Au reste, le problème pour la solution duquel on vient de donner d’après M. Pitot quelques principes, demanderoit une physique très-exacte, & une très subtile géométrie, pour être résolu avec précision.

En premier lieu, l’effort du fluide contre chaque point de l’aîle dépend de deux choses ; de la force d’impulsion du fluide, & du bras de levier par lequel cette force agit : ces deux choses varient à chaque point de l’aîle. Le bras de levier est d’autant plus grand, que le point de l’aîle est plus éloigné du centre de rotation ; & à l’égard de la force d’impulsion, elle dépend de la vîtesse respective du fluide par rapport au point de l’aile ; or cette vîtesse respective est différente à chaque point : car en supposant même que la vîtesse absolue du fluide soit égale à tous les points de l’aîle, la vîtesse des points de l’aîle est plus grande ou plus petite, selon qu’ils sont plus loin ou plus près du centre de rotation. Il faut donc prendre l’impulsion du fluide sur chaque point de l’aîle (ce qui demande encore quelqu’attention pour ne point se tromper) & multiplier par cette impulsion le bras de levier, ensuite intégrer. Dans cette intégration même il y a des cas singuliers où l’on doit prendre des précautions que la Géométrie seule ne suffit pas pour indiquer. V. le traite des Fluides, Paris 1744, art. 367.

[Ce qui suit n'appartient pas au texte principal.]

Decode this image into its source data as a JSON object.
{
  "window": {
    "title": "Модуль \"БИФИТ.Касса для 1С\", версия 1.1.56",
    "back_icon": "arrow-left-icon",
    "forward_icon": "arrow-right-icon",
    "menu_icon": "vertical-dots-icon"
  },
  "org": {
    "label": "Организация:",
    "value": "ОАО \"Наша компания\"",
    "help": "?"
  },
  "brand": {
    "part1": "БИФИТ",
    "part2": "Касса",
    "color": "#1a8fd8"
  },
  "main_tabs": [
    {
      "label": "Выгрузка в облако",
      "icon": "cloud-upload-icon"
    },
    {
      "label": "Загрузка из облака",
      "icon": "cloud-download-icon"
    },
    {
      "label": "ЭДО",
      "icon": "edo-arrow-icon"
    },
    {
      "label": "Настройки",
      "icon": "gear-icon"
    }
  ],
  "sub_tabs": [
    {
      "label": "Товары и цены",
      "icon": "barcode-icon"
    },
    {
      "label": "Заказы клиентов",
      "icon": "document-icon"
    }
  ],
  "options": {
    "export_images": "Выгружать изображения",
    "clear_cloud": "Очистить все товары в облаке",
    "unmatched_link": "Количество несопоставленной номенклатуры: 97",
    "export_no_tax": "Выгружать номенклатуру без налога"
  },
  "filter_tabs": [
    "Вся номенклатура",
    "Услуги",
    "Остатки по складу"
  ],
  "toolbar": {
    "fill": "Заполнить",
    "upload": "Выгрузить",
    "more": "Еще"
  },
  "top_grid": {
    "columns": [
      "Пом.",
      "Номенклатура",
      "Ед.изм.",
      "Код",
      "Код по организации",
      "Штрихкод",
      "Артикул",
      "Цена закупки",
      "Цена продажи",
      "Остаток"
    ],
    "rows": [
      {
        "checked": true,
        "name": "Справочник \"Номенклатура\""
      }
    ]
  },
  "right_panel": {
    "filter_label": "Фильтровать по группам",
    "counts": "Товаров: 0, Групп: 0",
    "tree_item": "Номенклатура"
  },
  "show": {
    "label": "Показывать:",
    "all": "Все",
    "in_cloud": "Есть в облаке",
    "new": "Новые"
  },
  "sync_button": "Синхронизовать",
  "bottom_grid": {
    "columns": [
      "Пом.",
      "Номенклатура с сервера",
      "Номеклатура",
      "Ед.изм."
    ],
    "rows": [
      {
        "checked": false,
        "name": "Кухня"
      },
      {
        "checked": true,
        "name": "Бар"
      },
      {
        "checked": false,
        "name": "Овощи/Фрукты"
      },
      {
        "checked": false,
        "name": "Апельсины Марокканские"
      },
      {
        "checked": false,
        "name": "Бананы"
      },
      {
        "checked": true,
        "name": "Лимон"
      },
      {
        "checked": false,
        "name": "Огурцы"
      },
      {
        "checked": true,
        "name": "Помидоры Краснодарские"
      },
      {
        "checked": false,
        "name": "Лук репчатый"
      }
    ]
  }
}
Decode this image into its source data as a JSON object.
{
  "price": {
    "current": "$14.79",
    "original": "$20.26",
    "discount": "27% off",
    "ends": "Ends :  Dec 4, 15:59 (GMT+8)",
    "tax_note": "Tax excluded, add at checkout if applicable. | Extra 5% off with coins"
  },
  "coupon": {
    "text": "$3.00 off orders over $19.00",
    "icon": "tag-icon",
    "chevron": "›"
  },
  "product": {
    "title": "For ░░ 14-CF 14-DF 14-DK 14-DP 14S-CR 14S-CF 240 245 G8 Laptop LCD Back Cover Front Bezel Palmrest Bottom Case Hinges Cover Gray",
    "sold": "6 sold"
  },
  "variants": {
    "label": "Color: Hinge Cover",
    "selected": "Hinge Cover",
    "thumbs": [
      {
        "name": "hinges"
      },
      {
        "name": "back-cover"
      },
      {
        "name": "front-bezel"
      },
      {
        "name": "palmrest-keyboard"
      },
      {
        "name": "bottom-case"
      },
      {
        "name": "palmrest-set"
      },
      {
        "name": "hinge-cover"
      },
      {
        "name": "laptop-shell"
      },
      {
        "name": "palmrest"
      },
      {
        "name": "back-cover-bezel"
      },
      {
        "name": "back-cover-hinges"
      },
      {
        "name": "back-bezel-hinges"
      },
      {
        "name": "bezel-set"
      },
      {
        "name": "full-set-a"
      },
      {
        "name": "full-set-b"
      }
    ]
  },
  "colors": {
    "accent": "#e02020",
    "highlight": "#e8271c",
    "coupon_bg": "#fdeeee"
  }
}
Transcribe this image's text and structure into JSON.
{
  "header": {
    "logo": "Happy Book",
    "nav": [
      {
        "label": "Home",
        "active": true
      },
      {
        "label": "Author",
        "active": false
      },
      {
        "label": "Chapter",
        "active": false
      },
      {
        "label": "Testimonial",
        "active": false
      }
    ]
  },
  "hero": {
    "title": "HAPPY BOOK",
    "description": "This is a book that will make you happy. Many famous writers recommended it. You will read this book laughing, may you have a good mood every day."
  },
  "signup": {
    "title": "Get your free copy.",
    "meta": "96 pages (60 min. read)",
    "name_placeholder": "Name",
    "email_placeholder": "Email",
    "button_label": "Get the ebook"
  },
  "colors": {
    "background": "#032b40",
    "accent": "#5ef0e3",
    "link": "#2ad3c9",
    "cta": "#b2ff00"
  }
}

En second lieu, quand on a trouvé ainsi l’effort du fluide contre l’aube, il ne faut pas croire que la Physique ne doive altérer beaucoup ce calcul : 1°. les lois véritables de l’impulsion des fluides sont encore très-peu connues : 2°. quand une aîle est suivie d’une autre, le fluide qui est entre deux n’agit pas librement sur celle des deux qui précede, parce qu’il est arrêté par son impulsion même sur la suivante. Toutes ces circonstances dérangent tellement ce calcul, d’ailleurs très-épineux sans cela même, que je crois qu’il n’y a que l’expérience seule qui soit capable de résoudre exactement le probleme dont il s’agit.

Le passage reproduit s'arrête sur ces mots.